Finał Pucharu Polski: teraz albo nigdy - Lech Poznań nie może już zawieść

WP SportoweFakty / Jakub Piasecki / Na zdjęciu radość piłkarzy Lecha
WP SportoweFakty / Jakub Piasecki / Na zdjęciu radość piłkarzy Lecha

Żadna drużyna w ostatnim czasie nie grała w finale Pucharu Polski tak często jak Lech, ale też żadna tak bardzo nie pragnie w końcu w nim zwyciężyć. We wtorek poznaniacy zaliczą trzecie podejście. Jeśli znów im się nie uda, kac będzie niewyobrażalny.

2015, 2016 i 2017 rok - to będzie trzeci z rzędu występ Kolejorza na PGE Narodowym, ale dotąd piłkarze ze stolicy Wielkopolski głównego trofeum nie wznieśli, choć wcale nie rozgrywali złych meczów. W starciach z Legią Warszawa zawsze jednak czegoś brakowało.

Pech i nieskuteczność w 2015 roku

Lech - Legia - wielkie święto, komplet kibiców na trybunach i znakomity początek poznaniaków, którzy stworzyli kilka świetnych sytuacji, aż w końcu objęli prowadzenie po samobójczym golu Tomasza Jodłowca. Tego dobrego okresu drużyna prowadzona wówczas przez Macieja Skorżę nie potrafiła jednak do końca wykorzystać. Jeszcze przed przerwą rehabilitację golem wyrównującym zaliczył Jodłowiec, a później cały plan poznaniaków posypał się jak domek z kart.

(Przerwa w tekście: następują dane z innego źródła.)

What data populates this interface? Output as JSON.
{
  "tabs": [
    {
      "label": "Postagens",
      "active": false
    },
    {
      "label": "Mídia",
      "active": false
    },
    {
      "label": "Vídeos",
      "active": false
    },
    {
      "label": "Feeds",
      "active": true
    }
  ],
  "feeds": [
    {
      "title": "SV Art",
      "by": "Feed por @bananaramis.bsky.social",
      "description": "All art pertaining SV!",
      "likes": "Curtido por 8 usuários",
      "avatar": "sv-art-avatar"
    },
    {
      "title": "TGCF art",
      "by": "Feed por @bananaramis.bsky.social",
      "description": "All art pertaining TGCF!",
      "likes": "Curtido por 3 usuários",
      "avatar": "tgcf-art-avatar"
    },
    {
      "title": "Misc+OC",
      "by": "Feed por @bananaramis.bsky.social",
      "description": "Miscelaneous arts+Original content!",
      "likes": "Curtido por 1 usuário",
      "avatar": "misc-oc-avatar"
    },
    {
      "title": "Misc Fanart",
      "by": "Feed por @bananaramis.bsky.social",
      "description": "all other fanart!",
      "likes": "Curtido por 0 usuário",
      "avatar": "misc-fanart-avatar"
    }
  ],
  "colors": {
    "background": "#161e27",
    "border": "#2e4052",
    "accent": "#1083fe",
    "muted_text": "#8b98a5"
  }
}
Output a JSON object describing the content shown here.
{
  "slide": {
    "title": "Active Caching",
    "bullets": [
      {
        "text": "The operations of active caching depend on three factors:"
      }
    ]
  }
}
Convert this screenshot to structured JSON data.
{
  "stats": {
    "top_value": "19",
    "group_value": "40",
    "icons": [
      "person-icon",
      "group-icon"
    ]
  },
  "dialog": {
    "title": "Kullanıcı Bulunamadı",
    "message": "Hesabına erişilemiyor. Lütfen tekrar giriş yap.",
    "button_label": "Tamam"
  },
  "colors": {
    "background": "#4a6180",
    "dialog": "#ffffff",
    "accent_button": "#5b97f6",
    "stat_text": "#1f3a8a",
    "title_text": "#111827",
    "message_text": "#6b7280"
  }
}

- Nie było mnie wtedy w Lechu, ale oglądałem ten finał w telewizji i to Lech dominował - mówi Maciej Gajos, który we wtorek w starciu z Arką Gdynia zagra najpewniej od 1. minuty.

W 2015 roku lechici schodzili z boiska sfrustrowani i z ogromnym niedosytem, bo po bramce Marka Saganowskiego w drugiej połowie górą była Legia (2:1). Radość w stolicy Wielkopolski zapanowała natomiast kilka tygodni później, bo mistrzostwo padło już łupem Kolejorza.

ZOBACZ WIDEO Serie A: asysta Karola Linettego. Sampdoria Genua 12 minut od przełamania [ZDJĘCIA ELEVEN SPORTS]

Powtórka z rozrywki i wielki skandal

Następny finał był dla Lecha przykrym de ja vu. Słupek Szymona Pawłowskiego, pudło Marcina Kamińskiego, potem koszmarny błąd Karola Linettego i gol Aleksandara Prijovicia, który pozwolił legionistom po raz drugi z rzędu pokonać głównego rywala - tym razem 1:0.

Tamten mecz zapamiętaliśmy niestety nie tylko ze względów sportowych. W drugiej połowie sędzia Szymon Marciniak kilka razy przerywał zawody, bo z sektorów zajmowanych przez kibiców Kolejorza na boisko poleciały race. Te incydenty wywołały niesmak, a klub z Poznania miał przez nie ogromne problemy. Oprócz kary finansowej, domowe spotkania kolejnej edycji musiał rozgrywać przy pustych trybunach.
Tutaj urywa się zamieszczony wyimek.